“We need doctors, nurses, first-aiders, firemen, engineers and
architects; amidst this national tragedy we do not need soldiers or
weapons at all,” he said.
However, there are countries with a lot of economic resources that
could be very effective if well used, which give priority to ‘order
and security’ over human lives.
As a matter of fact, more than one thousand soldiers from the US
Southern Command arrived in Haiti jus a few hours after the
devastating earthquake hit Port au-Prince. They immediately took
unilateral control of the international airport and its landings
strips, even obstructing the immediate arrival of many airplanes
from several countries bringing in food, medicine, machines, tents,
and other goods necessary to assist the almost three million quake
victims.
It is not pure invention.
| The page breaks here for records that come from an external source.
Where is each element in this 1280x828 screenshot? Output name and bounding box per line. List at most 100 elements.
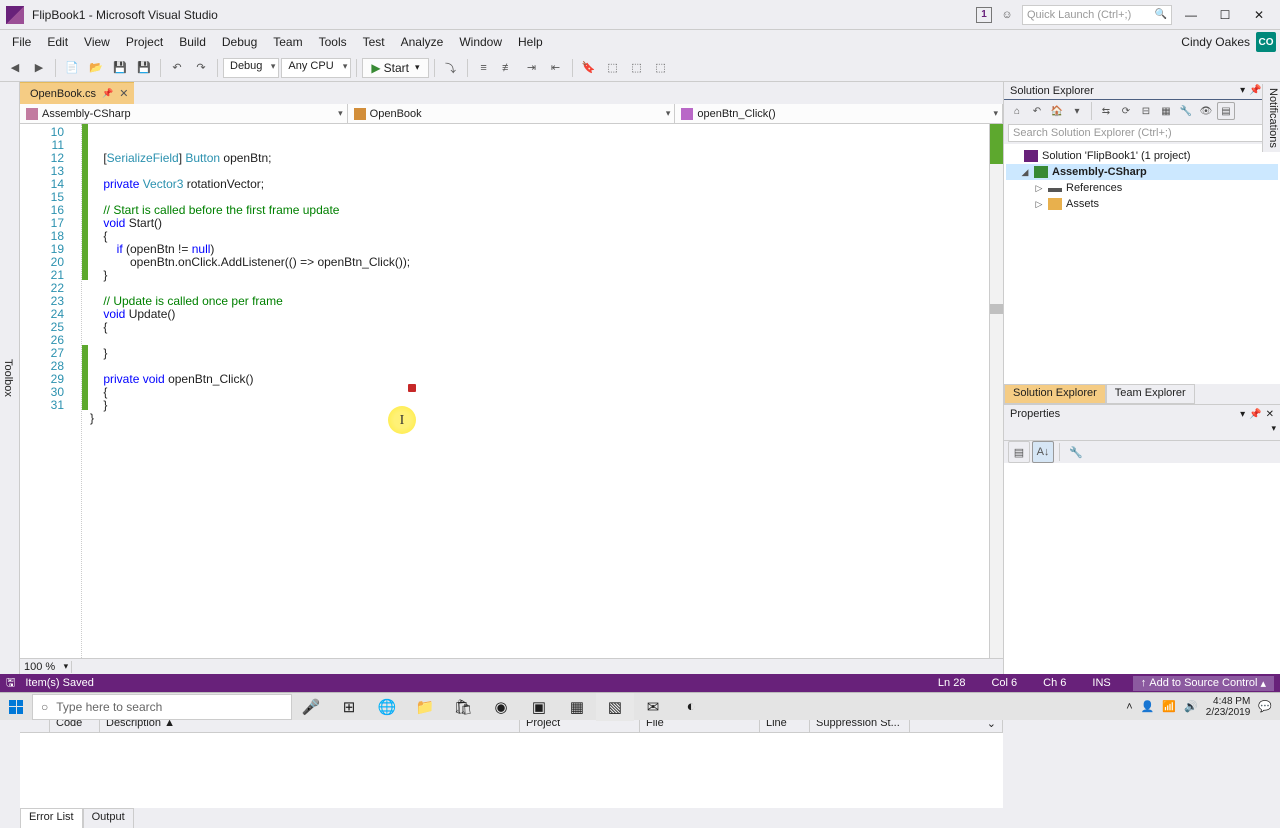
menu-test[interactable]: Test (355, 31, 393, 53)
close-button[interactable]: ✕ (1244, 5, 1274, 25)
app2-icon[interactable]: ▦ (558, 693, 596, 721)
taskbar-search-input[interactable]: ○Type here to search (32, 694, 292, 720)
tree-solution[interactable]: Solution 'FlipBook1' (1 project) (1006, 148, 1278, 164)
preview-icon[interactable]: 👁 (1197, 102, 1215, 120)
maximize-button[interactable]: ☐ (1210, 5, 1240, 25)
tree-references[interactable]: ▷References (1006, 180, 1278, 196)
comment-icon[interactable]: ≡ (473, 57, 495, 79)
toolbox-rail[interactable]: Toolbox (0, 82, 20, 674)
sol-home-icon[interactable]: 🏠 (1048, 102, 1066, 120)
forward-icon[interactable]: ▶ (28, 57, 50, 79)
menu-help[interactable]: Help (510, 31, 551, 53)
solution-tree[interactable]: Solution 'FlipBook1' (1 project) ◢Assemb… (1004, 144, 1280, 384)
refresh-icon[interactable]: ⟳ (1117, 102, 1135, 120)
prop-wrench-icon[interactable]: 🔧 (1065, 441, 1087, 463)
chrome-icon[interactable]: ◉ (482, 693, 520, 721)
menu-analyze[interactable]: Analyze (393, 31, 452, 53)
minimize-button[interactable]: — (1176, 5, 1206, 25)
menu-window[interactable]: Window (451, 31, 510, 53)
sync-icon[interactable]: ⇆ (1097, 102, 1115, 120)
back-icon[interactable]: ◀ (4, 57, 26, 79)
wifi-icon[interactable]: 📶 (1162, 700, 1176, 713)
quick-launch-input[interactable]: Quick Launch (Ctrl+;) (1022, 5, 1172, 25)
clock[interactable]: 4:48 PM2/23/2019 (1206, 696, 1251, 718)
store-icon[interactable]: 🛍 (444, 693, 482, 721)
properties-object-combo[interactable]: ▾ (1004, 423, 1280, 441)
menu-debug[interactable]: Debug (214, 31, 265, 53)
action-center-icon[interactable]: 💬 (1258, 700, 1272, 713)
tree-project[interactable]: ◢Assembly-CSharp (1006, 164, 1278, 180)
menu-tools[interactable]: Tools (311, 31, 355, 53)
menu-project[interactable]: Project (118, 31, 171, 53)
attach3-icon[interactable]: ⬚ (650, 57, 672, 79)
home-icon[interactable]: ⌂ (1008, 102, 1026, 120)
menu-build[interactable]: Build (171, 31, 214, 53)
pin-icon[interactable]: 📌 (102, 88, 113, 99)
system-tray[interactable]: ˄ 👤 📶 🔊 4:48 PM2/23/2019 💬 (1118, 696, 1280, 718)
categorized-icon[interactable]: ▤ (1008, 441, 1030, 463)
save-icon[interactable]: 💾 (109, 57, 131, 79)
prop-dropdown-icon[interactable]: ▾ (1240, 409, 1245, 420)
app3-icon[interactable]: ◐ (672, 693, 710, 721)
properties-header[interactable]: Properties ▾📌✕ (1004, 405, 1280, 423)
task-view-icon[interactable]: ⊞ (330, 693, 368, 721)
code-area[interactable]: 1011121314151617181920212223242526272829… (20, 124, 1003, 658)
tab-output[interactable]: Output (83, 808, 134, 828)
undo-icon[interactable]: ↶ (166, 57, 188, 79)
tab-error-list[interactable]: Error List (20, 808, 83, 828)
open-icon[interactable]: 📂 (85, 57, 107, 79)
notifications-flag-icon[interactable]: 1 (976, 7, 992, 23)
config-combo[interactable]: Debug (223, 58, 279, 78)
sol-dropdown-icon[interactable]: ▾ (1240, 85, 1245, 96)
showall-icon[interactable]: ▦ (1157, 102, 1175, 120)
zoom-combo[interactable]: 100 % (20, 661, 72, 673)
attach2-icon[interactable]: ⬚ (626, 57, 648, 79)
new-project-icon[interactable]: 📄 (61, 57, 83, 79)
people-icon[interactable]: 👤 (1141, 700, 1155, 713)
bookmark-icon[interactable]: 🔖 (578, 57, 600, 79)
nav-class[interactable]: OpenBook (348, 104, 676, 123)
notifications-rail[interactable]: Notifications (1262, 84, 1280, 152)
volume-icon[interactable]: 🔊 (1184, 700, 1198, 713)
edge-icon[interactable]: 🌐 (368, 693, 406, 721)
sol-more-icon[interactable]: ▤ (1217, 102, 1235, 120)
menu-view[interactable]: View (76, 31, 118, 53)
step-icon[interactable]: ⤵ (440, 57, 462, 79)
solution-search-input[interactable]: Search Solution Explorer (Ctrl+;) (1008, 124, 1276, 142)
tray-up-icon[interactable]: ˄ (1126, 701, 1132, 713)
tree-assets[interactable]: ▷Assets (1006, 196, 1278, 212)
prop-pin-icon[interactable]: 📌 (1249, 409, 1261, 420)
cortana-mic-icon[interactable]: 🎤 (292, 693, 330, 721)
explorer-icon[interactable]: 📁 (406, 693, 444, 721)
platform-combo[interactable]: Any CPU (281, 58, 351, 78)
source-control-button[interactable]: ↑ Add to Source Control ▴ (1133, 676, 1274, 691)
menu-edit[interactable]: Edit (39, 31, 76, 53)
nav-member[interactable]: openBtn_Click() (675, 104, 1003, 123)
user-badge[interactable]: Cindy Oakes CO (1181, 32, 1276, 52)
outline-column[interactable] (70, 124, 82, 658)
indent-icon[interactable]: ⇥ (521, 57, 543, 79)
menu-file[interactable]: File (4, 31, 39, 53)
attach-icon[interactable]: ⬚ (602, 57, 624, 79)
outdent-icon[interactable]: ⇤ (545, 57, 567, 79)
tab-close-icon[interactable]: ✕ (119, 87, 128, 100)
overview-ruler[interactable] (989, 124, 1003, 658)
nav-project[interactable]: Assembly-CSharp (20, 104, 348, 123)
uncomment-icon[interactable]: ≢ (497, 57, 519, 79)
vs-taskbar-icon[interactable]: ▧ (596, 693, 634, 721)
solution-header[interactable]: Solution Explorer ▾📌✕ (1004, 82, 1280, 100)
save-all-icon[interactable]: 💾 (133, 57, 155, 79)
start-button[interactable]: ▶Start▾ (362, 58, 428, 78)
ruler-thumb[interactable] (990, 304, 1003, 314)
sol-back-icon[interactable]: ↶ (1028, 102, 1046, 120)
collapse-icon[interactable]: ⊟ (1137, 102, 1155, 120)
tab-solution-explorer[interactable]: Solution Explorer (1004, 384, 1106, 404)
menu-team[interactable]: Team (265, 31, 310, 53)
file-tab[interactable]: OpenBook.cs 📌 ✕ (20, 82, 134, 104)
sol-pin-icon[interactable]: 📌 (1249, 85, 1261, 96)
prop-close-icon[interactable]: ✕ (1266, 409, 1274, 420)
tab-team-explorer[interactable]: Team Explorer (1106, 384, 1195, 404)
mail-icon[interactable]: ✉ (634, 693, 672, 721)
code-text[interactable]: [SerializeField] Button openBtn; private… (88, 124, 989, 658)
alphabetical-icon[interactable]: A↓ (1032, 441, 1054, 463)
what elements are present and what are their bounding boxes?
Some pilots from different countries
affirm that they could not land in Port-au-Prince to deliver their
cargos and others say they were consigned to secluded spots of the
terminal where they were ignored by the US military.
Moreover, the US Government has promised to increase the amount of
troops deployed in strategic spots of Haiti, a devastated country
that is still in mourning, as if the catastrophe were the perfect
excuse to repeat the 1916-1934 occupation of this Caribbean nation
by US military forces.
Who knows? Perhaps some ‘brainy warmongers’ in Washington have
concluded that, in case of a collapse of the Haitian institutions
and powers - already severely damaged by the earthquake – the “great
neighbor” would have the “noble” mission of assuming control and
rebuilding a country under their imperial criteria. For this
purpose, there is nothing better than the field deployment of the
military troops that, when the time comes, will carry out this task.
This explains why antibiotics and scalpels are substituted for
bullets and rifles while the effective hands of health professionals
are replaced by soldiers.
In the meantime, the demand of the young Haitian doctor still floats
over the ruins and dead bodies in Port-au-Prince.